= Rakesh Agrawal (computer scientist) =

Indian computer scientist

Rakesh Agrawal (राकेश अग्रवाल) is a computer scientist who until recently was a Technical Fellow at the Microsoft Search Labs. Rakesh is well known for developing fundamental data mining concepts and technologies and pioneering key concepts in data privacy, including Hippocratic Database, Sovereign Information Sharing, and Privacy-Preserving Data Mining. IBM's commercial data mining product, Intelligent Miner, grew out of his work. His research has been incorporated into other IBM products, including DB2 Mining Extender, DB2 OLAP Server and WebSphere Commerce Server, and has influenced several other commercial and academic products, prototypes and applications. His other technical contributions include Polyglot object-oriented type system, Alert active database system, Ode (Object database and environment), Alpha (extension of relational databases with generalized transitive closure), Nest distributed system, transaction management, and database machines.

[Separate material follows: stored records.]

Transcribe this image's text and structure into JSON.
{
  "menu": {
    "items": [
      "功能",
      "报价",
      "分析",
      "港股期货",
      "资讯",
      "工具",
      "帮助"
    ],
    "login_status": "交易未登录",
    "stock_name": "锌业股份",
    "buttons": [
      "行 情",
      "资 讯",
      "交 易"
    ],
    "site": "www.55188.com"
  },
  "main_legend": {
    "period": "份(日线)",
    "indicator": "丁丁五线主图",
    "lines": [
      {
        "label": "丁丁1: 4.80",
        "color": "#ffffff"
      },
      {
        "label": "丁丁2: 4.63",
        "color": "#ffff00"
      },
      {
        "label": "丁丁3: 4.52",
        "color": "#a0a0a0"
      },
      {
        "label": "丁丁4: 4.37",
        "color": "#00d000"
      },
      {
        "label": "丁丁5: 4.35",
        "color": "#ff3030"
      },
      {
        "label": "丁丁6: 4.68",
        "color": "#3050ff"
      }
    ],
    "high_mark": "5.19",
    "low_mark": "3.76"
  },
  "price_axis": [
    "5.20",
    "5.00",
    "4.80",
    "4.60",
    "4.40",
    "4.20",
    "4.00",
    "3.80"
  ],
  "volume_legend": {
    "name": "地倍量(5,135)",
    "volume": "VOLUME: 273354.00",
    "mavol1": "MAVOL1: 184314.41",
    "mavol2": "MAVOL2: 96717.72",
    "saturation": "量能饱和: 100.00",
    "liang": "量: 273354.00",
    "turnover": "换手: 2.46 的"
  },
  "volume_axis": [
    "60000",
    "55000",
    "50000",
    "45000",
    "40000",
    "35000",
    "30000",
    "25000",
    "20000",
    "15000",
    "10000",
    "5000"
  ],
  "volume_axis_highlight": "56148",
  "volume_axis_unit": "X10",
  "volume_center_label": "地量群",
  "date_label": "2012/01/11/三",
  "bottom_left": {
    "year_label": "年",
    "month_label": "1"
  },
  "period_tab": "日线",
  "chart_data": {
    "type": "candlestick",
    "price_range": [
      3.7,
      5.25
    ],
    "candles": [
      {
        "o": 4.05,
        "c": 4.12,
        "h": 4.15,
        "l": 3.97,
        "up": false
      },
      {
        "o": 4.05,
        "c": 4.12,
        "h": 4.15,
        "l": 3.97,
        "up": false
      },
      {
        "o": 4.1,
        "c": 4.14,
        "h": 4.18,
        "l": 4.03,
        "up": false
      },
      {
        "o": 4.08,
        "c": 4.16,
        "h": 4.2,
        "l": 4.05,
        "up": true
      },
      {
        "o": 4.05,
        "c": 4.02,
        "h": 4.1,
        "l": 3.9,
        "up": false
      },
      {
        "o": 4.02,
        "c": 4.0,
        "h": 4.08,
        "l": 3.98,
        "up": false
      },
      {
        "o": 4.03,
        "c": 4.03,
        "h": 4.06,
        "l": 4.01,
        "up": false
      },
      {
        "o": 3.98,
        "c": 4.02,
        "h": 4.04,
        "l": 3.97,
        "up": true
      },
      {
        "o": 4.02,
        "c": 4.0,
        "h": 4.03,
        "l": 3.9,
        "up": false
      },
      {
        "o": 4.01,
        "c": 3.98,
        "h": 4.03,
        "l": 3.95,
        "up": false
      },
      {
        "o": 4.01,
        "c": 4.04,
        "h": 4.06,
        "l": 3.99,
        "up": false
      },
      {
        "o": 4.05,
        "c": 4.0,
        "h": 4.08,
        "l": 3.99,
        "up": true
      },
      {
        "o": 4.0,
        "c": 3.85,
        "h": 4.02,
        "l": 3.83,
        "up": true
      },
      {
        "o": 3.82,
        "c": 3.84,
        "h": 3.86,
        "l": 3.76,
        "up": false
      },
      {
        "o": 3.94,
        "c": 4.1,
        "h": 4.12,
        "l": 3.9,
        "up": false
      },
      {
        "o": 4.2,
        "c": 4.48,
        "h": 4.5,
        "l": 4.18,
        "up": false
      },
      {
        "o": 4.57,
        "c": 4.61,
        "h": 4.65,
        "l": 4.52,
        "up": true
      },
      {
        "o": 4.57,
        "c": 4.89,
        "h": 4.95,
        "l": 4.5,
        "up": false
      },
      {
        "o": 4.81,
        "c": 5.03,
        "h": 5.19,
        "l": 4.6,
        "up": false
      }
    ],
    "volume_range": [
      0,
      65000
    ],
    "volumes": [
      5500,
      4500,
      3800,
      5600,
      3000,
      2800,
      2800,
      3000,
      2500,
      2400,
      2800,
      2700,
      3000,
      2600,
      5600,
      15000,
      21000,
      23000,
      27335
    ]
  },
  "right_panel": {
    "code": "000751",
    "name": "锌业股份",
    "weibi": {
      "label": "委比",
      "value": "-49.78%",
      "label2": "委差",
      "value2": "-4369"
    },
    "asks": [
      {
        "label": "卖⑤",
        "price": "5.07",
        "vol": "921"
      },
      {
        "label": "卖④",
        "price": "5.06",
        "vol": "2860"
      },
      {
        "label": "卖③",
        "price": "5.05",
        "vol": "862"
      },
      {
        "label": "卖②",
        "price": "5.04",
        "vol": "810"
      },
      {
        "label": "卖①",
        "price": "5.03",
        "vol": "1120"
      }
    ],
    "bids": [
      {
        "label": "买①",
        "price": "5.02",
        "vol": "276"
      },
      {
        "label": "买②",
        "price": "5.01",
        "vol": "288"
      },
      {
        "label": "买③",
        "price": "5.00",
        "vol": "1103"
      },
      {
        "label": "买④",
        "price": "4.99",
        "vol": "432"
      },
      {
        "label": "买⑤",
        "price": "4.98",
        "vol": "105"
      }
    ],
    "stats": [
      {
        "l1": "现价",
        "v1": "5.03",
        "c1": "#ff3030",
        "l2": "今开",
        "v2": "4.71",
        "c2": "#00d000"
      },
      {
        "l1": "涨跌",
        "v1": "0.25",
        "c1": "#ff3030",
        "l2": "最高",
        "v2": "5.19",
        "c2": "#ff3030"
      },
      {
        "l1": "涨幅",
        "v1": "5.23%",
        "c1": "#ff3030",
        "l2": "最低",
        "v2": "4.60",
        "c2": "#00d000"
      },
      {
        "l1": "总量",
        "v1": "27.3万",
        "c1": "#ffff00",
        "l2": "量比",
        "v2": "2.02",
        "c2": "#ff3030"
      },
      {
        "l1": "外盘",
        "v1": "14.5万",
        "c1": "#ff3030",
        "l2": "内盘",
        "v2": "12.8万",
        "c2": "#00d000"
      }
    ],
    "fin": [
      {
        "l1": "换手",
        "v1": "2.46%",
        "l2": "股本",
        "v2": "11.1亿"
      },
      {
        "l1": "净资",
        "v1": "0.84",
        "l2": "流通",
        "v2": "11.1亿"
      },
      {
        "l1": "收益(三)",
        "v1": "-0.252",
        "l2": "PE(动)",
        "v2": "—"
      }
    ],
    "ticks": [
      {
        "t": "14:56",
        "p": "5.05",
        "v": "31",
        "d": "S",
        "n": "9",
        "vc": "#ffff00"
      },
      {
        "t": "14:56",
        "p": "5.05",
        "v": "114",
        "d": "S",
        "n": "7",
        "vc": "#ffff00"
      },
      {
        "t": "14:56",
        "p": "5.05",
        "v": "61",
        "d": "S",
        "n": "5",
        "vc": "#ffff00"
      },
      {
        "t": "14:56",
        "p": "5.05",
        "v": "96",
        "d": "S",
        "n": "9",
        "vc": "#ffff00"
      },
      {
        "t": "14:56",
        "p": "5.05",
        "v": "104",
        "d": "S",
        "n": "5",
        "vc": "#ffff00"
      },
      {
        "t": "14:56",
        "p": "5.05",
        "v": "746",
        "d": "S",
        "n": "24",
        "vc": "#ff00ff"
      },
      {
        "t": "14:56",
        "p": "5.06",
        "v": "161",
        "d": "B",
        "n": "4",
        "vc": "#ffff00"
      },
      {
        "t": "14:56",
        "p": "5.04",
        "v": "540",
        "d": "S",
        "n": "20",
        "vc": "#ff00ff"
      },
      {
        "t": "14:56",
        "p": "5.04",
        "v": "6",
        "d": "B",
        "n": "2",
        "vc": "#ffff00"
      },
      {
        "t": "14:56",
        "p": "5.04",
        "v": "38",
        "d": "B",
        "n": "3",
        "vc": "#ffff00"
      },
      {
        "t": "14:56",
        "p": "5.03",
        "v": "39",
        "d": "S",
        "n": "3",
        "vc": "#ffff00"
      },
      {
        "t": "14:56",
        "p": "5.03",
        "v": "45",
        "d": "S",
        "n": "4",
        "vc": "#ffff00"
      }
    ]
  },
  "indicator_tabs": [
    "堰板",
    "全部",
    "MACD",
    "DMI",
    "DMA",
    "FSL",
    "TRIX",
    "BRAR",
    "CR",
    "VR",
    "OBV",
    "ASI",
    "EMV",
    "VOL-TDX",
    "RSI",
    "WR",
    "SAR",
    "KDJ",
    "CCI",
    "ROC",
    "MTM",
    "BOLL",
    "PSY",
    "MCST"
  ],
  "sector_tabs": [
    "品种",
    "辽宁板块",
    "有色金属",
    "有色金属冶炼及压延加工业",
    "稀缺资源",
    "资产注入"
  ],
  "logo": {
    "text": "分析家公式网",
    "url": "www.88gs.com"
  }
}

Prior to joining Microsoft in March 2006, Rakesh was an IBM Fellow and led the Quest group at the IBM Almaden Research Center. Earlier, he was with the Bell Laboratories, Murray Hill from 1983 to 1989. He also worked for three years at a leading Indian company, the Bharat Heavy Electricals Ltd. He received his M.S. and Ph.D. degrees in computer science from the University of Wisconsin-Madison in 1983. He also holds a B.E. degree in Electronics and Communication Engineering from IIT-Roorkee, and a two-year Post Graduate Diploma in Industrial Engineering from the National Institute of Industrial Engineering (NITIE), Bombay.

== Research and papers ==
Rakesh has been granted more than 55 patents. He has published more than 150 research papers, many of them considered seminal. He has written the 1st as well as 2nd highest cited of all papers in the fields of databases and data mining (13th and 15th most cited across all computer science as of February 2007 in CiteSeer). Wikipedia lists one of his papers Fast algorithms for mining association rules co-authored with Ramakrishnan Srikant published on VLDB in 1994 as one of the most influential database papers. His papers have been cited more than 6500 times, with more than 15 of them receiving more than 100 citations each. He is the most cited author in the field of database systems. His work has been featured in the New York Times Year in Review, New York Times Science section, and several other publications.